Yapı yoğunluğunun fazla olduğu ve yapıların bitişik nizamda inşa edildiği Nişantaşı’nda yayaların ferahlayabileceği alanlar bulunmuyor. Bu proje tam da bu özelliği ile öne çıkıyor. Sevinç ve Şandor Hadi’nin geleneksel mimarinin bir parçası olan eyvanı alarak modernize ettiği tasarım, cadde boyunca aralıksız devam eden cephelerin etkisini azaltmayı hedefliyor. Kısmi bir vakum etkisi oluşturmak için yapının geri çekildiği bu boşluk, büyük bir kütlenin neden olacağı daralma hissini tam tersine çeviriyor. Bu kamusal mekan yayaları içine davet ederken yapının komşularıyla mahrem ilişkisini de koruyor. Zemin kattaki kamuya açıklık durumu üstlerde etkisini kaybediyor ve tam tersine daha özel mekanlar elde ediliyor.
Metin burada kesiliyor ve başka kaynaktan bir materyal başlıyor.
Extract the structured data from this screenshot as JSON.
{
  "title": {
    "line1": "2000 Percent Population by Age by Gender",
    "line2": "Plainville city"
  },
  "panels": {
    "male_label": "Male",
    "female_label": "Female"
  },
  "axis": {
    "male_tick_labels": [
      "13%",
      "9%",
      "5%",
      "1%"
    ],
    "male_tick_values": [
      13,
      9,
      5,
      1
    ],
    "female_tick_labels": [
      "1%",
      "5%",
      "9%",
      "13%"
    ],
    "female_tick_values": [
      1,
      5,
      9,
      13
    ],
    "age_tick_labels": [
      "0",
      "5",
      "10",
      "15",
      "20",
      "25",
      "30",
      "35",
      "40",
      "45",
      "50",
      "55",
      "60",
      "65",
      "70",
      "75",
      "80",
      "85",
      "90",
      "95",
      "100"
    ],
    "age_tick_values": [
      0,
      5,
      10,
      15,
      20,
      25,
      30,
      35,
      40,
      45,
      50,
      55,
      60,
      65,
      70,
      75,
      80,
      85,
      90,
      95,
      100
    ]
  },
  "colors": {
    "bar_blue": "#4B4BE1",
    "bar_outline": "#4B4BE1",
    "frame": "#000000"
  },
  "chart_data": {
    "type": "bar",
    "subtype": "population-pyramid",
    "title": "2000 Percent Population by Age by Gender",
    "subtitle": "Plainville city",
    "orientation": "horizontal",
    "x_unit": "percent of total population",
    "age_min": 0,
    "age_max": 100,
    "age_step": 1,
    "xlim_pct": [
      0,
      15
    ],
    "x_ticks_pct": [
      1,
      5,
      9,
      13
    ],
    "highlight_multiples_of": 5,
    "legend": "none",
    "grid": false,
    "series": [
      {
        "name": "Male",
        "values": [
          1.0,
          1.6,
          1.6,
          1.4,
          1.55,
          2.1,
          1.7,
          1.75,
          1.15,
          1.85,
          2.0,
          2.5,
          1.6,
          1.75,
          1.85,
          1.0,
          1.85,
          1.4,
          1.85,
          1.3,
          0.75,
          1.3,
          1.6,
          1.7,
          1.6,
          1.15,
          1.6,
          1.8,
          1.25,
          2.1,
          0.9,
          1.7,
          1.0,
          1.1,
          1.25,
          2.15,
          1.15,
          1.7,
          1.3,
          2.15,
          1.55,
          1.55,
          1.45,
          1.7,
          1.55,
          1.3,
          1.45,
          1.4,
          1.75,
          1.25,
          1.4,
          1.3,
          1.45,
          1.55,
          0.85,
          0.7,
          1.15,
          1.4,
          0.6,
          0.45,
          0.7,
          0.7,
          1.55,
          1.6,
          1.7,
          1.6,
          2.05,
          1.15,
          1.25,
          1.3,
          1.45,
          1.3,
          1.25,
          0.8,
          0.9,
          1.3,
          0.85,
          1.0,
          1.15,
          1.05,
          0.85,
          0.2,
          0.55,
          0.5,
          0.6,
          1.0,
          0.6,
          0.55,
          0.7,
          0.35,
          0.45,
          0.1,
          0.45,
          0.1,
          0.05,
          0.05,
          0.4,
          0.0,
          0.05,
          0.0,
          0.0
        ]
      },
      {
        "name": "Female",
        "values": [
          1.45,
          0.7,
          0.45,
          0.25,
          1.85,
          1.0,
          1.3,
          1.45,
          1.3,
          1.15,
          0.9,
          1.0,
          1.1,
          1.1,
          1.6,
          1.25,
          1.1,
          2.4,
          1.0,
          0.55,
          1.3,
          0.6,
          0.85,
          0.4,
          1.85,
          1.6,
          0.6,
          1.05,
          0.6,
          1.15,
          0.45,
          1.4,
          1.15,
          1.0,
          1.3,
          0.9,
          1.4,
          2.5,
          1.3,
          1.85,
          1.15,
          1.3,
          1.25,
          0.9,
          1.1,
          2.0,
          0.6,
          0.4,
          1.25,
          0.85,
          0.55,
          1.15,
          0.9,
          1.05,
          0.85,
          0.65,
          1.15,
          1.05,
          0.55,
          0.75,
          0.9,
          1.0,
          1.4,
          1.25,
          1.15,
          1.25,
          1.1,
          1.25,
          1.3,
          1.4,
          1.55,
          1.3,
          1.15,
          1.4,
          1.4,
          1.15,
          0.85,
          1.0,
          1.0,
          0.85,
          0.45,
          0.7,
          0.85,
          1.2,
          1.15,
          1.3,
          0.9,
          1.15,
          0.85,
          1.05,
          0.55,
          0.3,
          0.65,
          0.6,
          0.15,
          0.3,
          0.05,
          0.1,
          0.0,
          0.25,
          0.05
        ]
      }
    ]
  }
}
Maçka Caddesi’ne bakan ve boşluğun en tanımlı olduğu cepheden yapıya giren bir kullanıcı adeta bir sokakta yürüyor ve bu yolculuğu sırasında farklı işlevlerdeki birimleri ziyaret edebiliyor. Kompleksin diğer ucuna geldiğindeyse pasajın kot farkından ötürü iki katlı olarak kurgulanan kısmıyla karşılaşıyor. Buradaki kestirme yol yayaların işini kolaylaştırdığı gibi sürekli bir sirkülasyon ile ticari birimlerin işler durumda kalmasını da sağlıyor. Doluluk ve boşluk oranının önemli bir girdi olduğu tasarımda mekanların aydınlatma detaylarının düşünüldüğü de görülüyor. Esas kütle boşaltılırken mekanlar doğal aydınlatmalar yardımıyla ışık alacak şekilde kurgulanıyor. Hazırlanan kesitler ile yapının hangi durumlarda ışık alabileceği ve alamayacağı hesaplanıyor.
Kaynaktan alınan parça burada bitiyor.